My preference is always to use RC4-SHA or when possible ECDHE-RSA-RC4-SHA however not much supports ECDHE at the moment and vsftpd doesn't even support regular DHE to begin with much less ECDHE.

Using RC4-SHA in my opinion is the best choice as you get way better performance than any other cipher and it's not CBC based like everything else all while providing plenty enough protection and in some cases even more than alternatives due to it not being vulnerable to CBC based attacks.

This is a silly reason to agree with removing support for the cipher from the client. As long as you have the choice to choose your ciphers, why should you care what ciphers other users of the client prefer? Why do you agree with forcing users to either never upgrade or switch clients if they don't have control over the FTP servers that they are connecting to? What possible benefit does this provide to you personally?

As has been stated several times, this move seems to serve no purpose other than to frustrate users to no end when they cant connect to servers they had been able to connect to forever with this client.

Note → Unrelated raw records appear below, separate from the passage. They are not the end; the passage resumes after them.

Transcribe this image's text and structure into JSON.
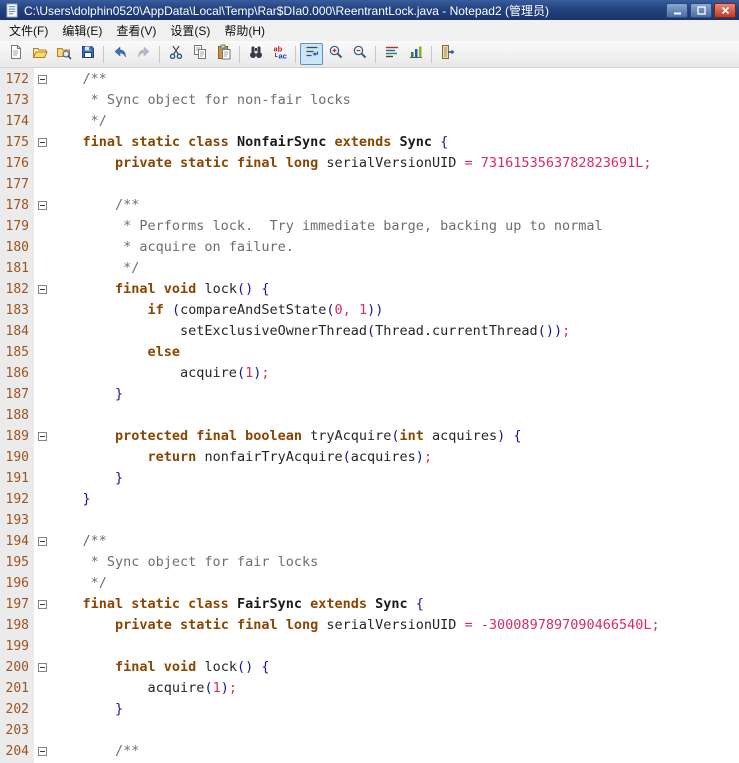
{
  "window": {
    "title": "C:\\Users\\dolphin0520\\AppData\\Local\\Temp\\Rar$DIa0.000\\ReentrantLock.java - Notepad2 (管理员)",
    "controls": [
      "minimize",
      "maximize",
      "close"
    ]
  },
  "menu": {
    "items": [
      {
        "name": "file",
        "label": "文件(F)"
      },
      {
        "name": "edit",
        "label": "编辑(E)"
      },
      {
        "name": "view",
        "label": "查看(V)"
      },
      {
        "name": "settings",
        "label": "设置(S)"
      },
      {
        "name": "help",
        "label": "帮助(H)"
      }
    ]
  },
  "toolbar": {
    "items": [
      {
        "type": "button",
        "name": "new-file"
      },
      {
        "type": "button",
        "name": "open-file"
      },
      {
        "type": "button",
        "name": "browse-files"
      },
      {
        "type": "button",
        "name": "save-file"
      },
      {
        "type": "separator"
      },
      {
        "type": "button",
        "name": "undo"
      },
      {
        "type": "button",
        "name": "redo",
        "disabled": true
      },
      {
        "type": "separator"
      },
      {
        "type": "button",
        "name": "cut"
      },
      {
        "type": "button",
        "name": "copy"
      },
      {
        "type": "button",
        "name": "paste"
      },
      {
        "type": "separator"
      },
      {
        "type": "button",
        "name": "find"
      },
      {
        "type": "button",
        "name": "replace"
      },
      {
        "type": "separator"
      },
      {
        "type": "button",
        "name": "word-wrap",
        "active": true
      },
      {
        "type": "button",
        "name": "zoom-in"
      },
      {
        "type": "button",
        "name": "zoom-out"
      },
      {
        "type": "separator"
      },
      {
        "type": "button",
        "name": "view-schemes"
      },
      {
        "type": "button",
        "name": "customize-schemes"
      },
      {
        "type": "separator"
      },
      {
        "type": "button",
        "name": "exit"
      }
    ]
  },
  "editor": {
    "lines": [
      {
        "n": 172,
        "f": 1,
        "t": [
          [
            "c",
            "    /**"
          ]
        ]
      },
      {
        "n": 173,
        "t": [
          [
            "c",
            "     * Sync object for non-fair locks"
          ]
        ]
      },
      {
        "n": 174,
        "t": [
          [
            "c",
            "     */"
          ]
        ]
      },
      {
        "n": 175,
        "f": 1,
        "t": [
          [
            "pl",
            "    "
          ],
          [
            "k",
            "final static class "
          ],
          [
            "cn",
            "NonfairSync "
          ],
          [
            "k",
            "extends "
          ],
          [
            "cn",
            "Sync "
          ],
          [
            "b",
            "{"
          ]
        ]
      },
      {
        "n": 176,
        "t": [
          [
            "pl",
            "        "
          ],
          [
            "k",
            "private static final long "
          ],
          [
            "pl",
            "serialVersionUID "
          ],
          [
            "o",
            "= "
          ],
          [
            "n",
            "7316153563782823691L"
          ],
          [
            "o",
            ";"
          ]
        ]
      },
      {
        "n": 177,
        "t": []
      },
      {
        "n": 178,
        "f": 1,
        "t": [
          [
            "c",
            "        /**"
          ]
        ]
      },
      {
        "n": 179,
        "t": [
          [
            "c",
            "         * Performs lock.  Try immediate barge, backing up to normal"
          ]
        ]
      },
      {
        "n": 180,
        "t": [
          [
            "c",
            "         * acquire on failure."
          ]
        ]
      },
      {
        "n": 181,
        "t": [
          [
            "c",
            "         */"
          ]
        ]
      },
      {
        "n": 182,
        "f": 1,
        "t": [
          [
            "pl",
            "        "
          ],
          [
            "k",
            "final void "
          ],
          [
            "pl",
            "lock"
          ],
          [
            "b",
            "() {"
          ]
        ]
      },
      {
        "n": 183,
        "t": [
          [
            "pl",
            "            "
          ],
          [
            "k",
            "if "
          ],
          [
            "b",
            "("
          ],
          [
            "pl",
            "compareAndSetState"
          ],
          [
            "b",
            "("
          ],
          [
            "n",
            "0"
          ],
          [
            "o",
            ", "
          ],
          [
            "n",
            "1"
          ],
          [
            "b",
            "))"
          ]
        ]
      },
      {
        "n": 184,
        "t": [
          [
            "pl",
            "                setExclusiveOwnerThread"
          ],
          [
            "b",
            "("
          ],
          [
            "pl",
            "Thread.currentThread"
          ],
          [
            "b",
            "())"
          ],
          [
            "o",
            ";"
          ]
        ]
      },
      {
        "n": 185,
        "t": [
          [
            "pl",
            "            "
          ],
          [
            "k",
            "else"
          ]
        ]
      },
      {
        "n": 186,
        "t": [
          [
            "pl",
            "                acquire"
          ],
          [
            "b",
            "("
          ],
          [
            "n",
            "1"
          ],
          [
            "b",
            ")"
          ],
          [
            "o",
            ";"
          ]
        ]
      },
      {
        "n": 187,
        "t": [
          [
            "pl",
            "        "
          ],
          [
            "b",
            "}"
          ]
        ]
      },
      {
        "n": 188,
        "t": []
      },
      {
        "n": 189,
        "f": 1,
        "t": [
          [
            "pl",
            "        "
          ],
          [
            "k",
            "protected final boolean "
          ],
          [
            "pl",
            "tryAcquire"
          ],
          [
            "b",
            "("
          ],
          [
            "k",
            "int "
          ],
          [
            "pl",
            "acquires"
          ],
          [
            "b",
            ") {"
          ]
        ]
      },
      {
        "n": 190,
        "t": [
          [
            "pl",
            "            "
          ],
          [
            "k",
            "return "
          ],
          [
            "pl",
            "nonfairTryAcquire"
          ],
          [
            "b",
            "("
          ],
          [
            "pl",
            "acquires"
          ],
          [
            "b",
            ")"
          ],
          [
            "o",
            ";"
          ]
        ]
      },
      {
        "n": 191,
        "t": [
          [
            "pl",
            "        "
          ],
          [
            "b",
            "}"
          ]
        ]
      },
      {
        "n": 192,
        "t": [
          [
            "pl",
            "    "
          ],
          [
            "b",
            "}"
          ]
        ]
      },
      {
        "n": 193,
        "t": []
      },
      {
        "n": 194,
        "f": 1,
        "t": [
          [
            "c",
            "    /**"
          ]
        ]
      },
      {
        "n": 195,
        "t": [
          [
            "c",
            "     * Sync object for fair locks"
          ]
        ]
      },
      {
        "n": 196,
        "t": [
          [
            "c",
            "     */"
          ]
        ]
      },
      {
        "n": 197,
        "f": 1,
        "t": [
          [
            "pl",
            "    "
          ],
          [
            "k",
            "final static class "
          ],
          [
            "cn",
            "FairSync "
          ],
          [
            "k",
            "extends "
          ],
          [
            "cn",
            "Sync "
          ],
          [
            "b",
            "{"
          ]
        ]
      },
      {
        "n": 198,
        "t": [
          [
            "pl",
            "        "
          ],
          [
            "k",
            "private static final long "
          ],
          [
            "pl",
            "serialVersionUID "
          ],
          [
            "o",
            "= "
          ],
          [
            "n",
            "-3000897897090466540L"
          ],
          [
            "o",
            ";"
          ]
        ]
      },
      {
        "n": 199,
        "t": []
      },
      {
        "n": 200,
        "f": 1,
        "t": [
          [
            "pl",
            "        "
          ],
          [
            "k",
            "final void "
          ],
          [
            "pl",
            "lock"
          ],
          [
            "b",
            "() {"
          ]
        ]
      },
      {
        "n": 201,
        "t": [
          [
            "pl",
            "            acquire"
          ],
          [
            "b",
            "("
          ],
          [
            "n",
            "1"
          ],
          [
            "b",
            ")"
          ],
          [
            "o",
            ";"
          ]
        ]
      },
      {
        "n": 202,
        "t": [
          [
            "pl",
            "        "
          ],
          [
            "b",
            "}"
          ]
        ]
      },
      {
        "n": 203,
        "t": []
      },
      {
        "n": 204,
        "f": 1,
        "t": [
          [
            "c",
            "        /**"
          ]
        ]
      }
    ]
  },
  "colors": {
    "titlebar": "#1a346e",
    "keyword": "#8a4500",
    "comment": "#6e6e6e",
    "number": "#d92b63",
    "operator": "#d92b63",
    "brace": "#16169a",
    "classname": "#1a1a1a",
    "plain": "#262626",
    "line_number": "#9e5420",
    "toolbar_active_bg": "#cde6f7",
    "toolbar_active_border": "#5c93c4"
  }
}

If you want to change behavior, change the default. Don't remove all of the features that you don't like but which others find useful. The code already existed to support this. It would seem to be very easy to implement a checkbox to allow for its continued support while removing it from the program's default installation.

But I guess it's a free program so you can choose to do whatever you like. The irony of that donate button sitting in the top right of the screen is, however, most striking now; and I will be sure to never be fooled into clicking on it again after seeing the way all of the users are ignored in this way. "Yes, please donate to use so we can continue to code our own pet projects without regard for you, the one donating."

I don't see how saving cpu cycles is silly. People who say this don't seem to understand just how much is wasted by using a cipher like 3DES.

If anything needs to be done it's vsftpd's dev needing to change their default cipher to something more efficient such as AES/RC4 or perhaps even multiple ciphers this time.

As for anyone else you have no one but your server admin to blame if they aren't able to take 5-10 seconds out of their day to change the default cipher on their ftp servers.

If an admin can't even do that maybe it's time to find a new host or admin?